The MisLeaders of Africa

Until last year, Rwanda’s GDP averaged 8 per cent, and GDP per capita, when adjusted for purchasing power, grew from $575 in 1995 to $1,170 in 2012. The statistics have been so impressive that many in the West have called upon other African leaders to emulate President Paul Kagame’s and Rwanda’s approach. Kagame is loved and admired at home. His direct style of leadership has won him accolades, and he has got Rwanda out of the abyss.

But there is another side to this story. Under Kagame, Rwanda has become one of the most tightly controlled societies in Africa, where human rights and freedom of speech are severely curtailed. In 2010, when Kagame won 93 per cent of the vote, the main opposition parties were excluded from the ballot. Dissent from journalists, political opponents or even his own lieutenants has been fiercely dealt with.

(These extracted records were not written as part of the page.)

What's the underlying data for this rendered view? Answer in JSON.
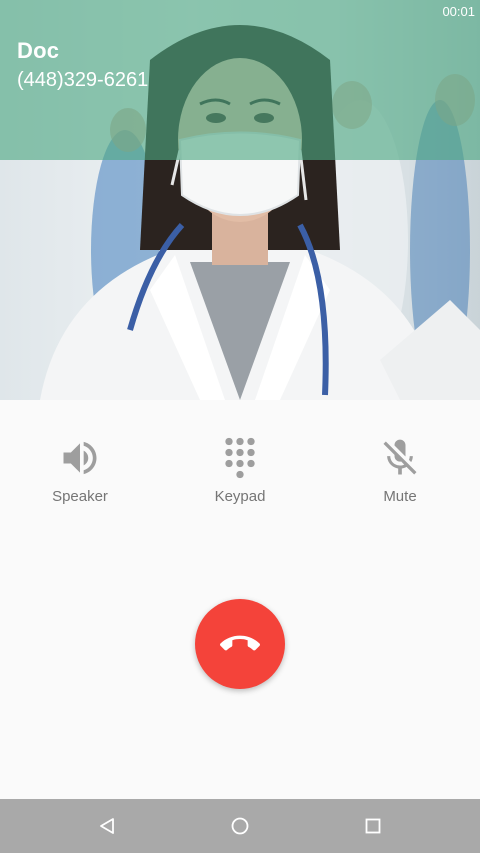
{
  "status_bar": {
    "time": "00:01"
  },
  "caller": {
    "name": "Doc",
    "number": "(448)329-6261"
  },
  "controls": [
    {
      "label": "Speaker",
      "icon": "speaker-icon"
    },
    {
      "label": "Keypad",
      "icon": "dialpad-icon"
    },
    {
      "label": "Mute",
      "icon": "mic-off-icon"
    }
  ],
  "end_call": {
    "icon": "hang-up-icon",
    "color": "#f4433a"
  },
  "nav": {
    "icons": [
      "back-icon",
      "home-icon",
      "recents-icon"
    ],
    "color": "#a9a9a9"
  },
  "colors": {
    "overlay": "#4da882",
    "icon_gray": "#9e9e9e",
    "label_gray": "#757575"
  }
}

Former comrades who fell out with him have been assassinated, most recently Patrick Karegeya, a former intelligence chief, who was killed in January. Rwanda’s human rights record is so bad that it ranks alongside that of Syria and Eritrea. Yet this is a country that continues to be held up as a prime example of how donor support can work, and Kagame is hailed as a visionary.

President Kagame’s argument has always been that he saved Rwanda from oblivion when everyone else, including the international community, was hopelessly looking on. Granted, the genocide stopped after the RPF’s military victory, but the real question is whether putting an end to genocide was the RPF’s main objective. The memoirs of General Roméo Antonius Dallaire, the man in charge of the UN forces in Rwanda at the time of the genocide, for example, suggest that this was never the case. The Gersony Report detailed findings by experts contracted by the UN, who identified a pattern of massacres by the RPF during and after their military victory. The British and the Americans were instrumental in preventing the Gersony Report from being published, over fears its findings might rock the boat of a fragile new government.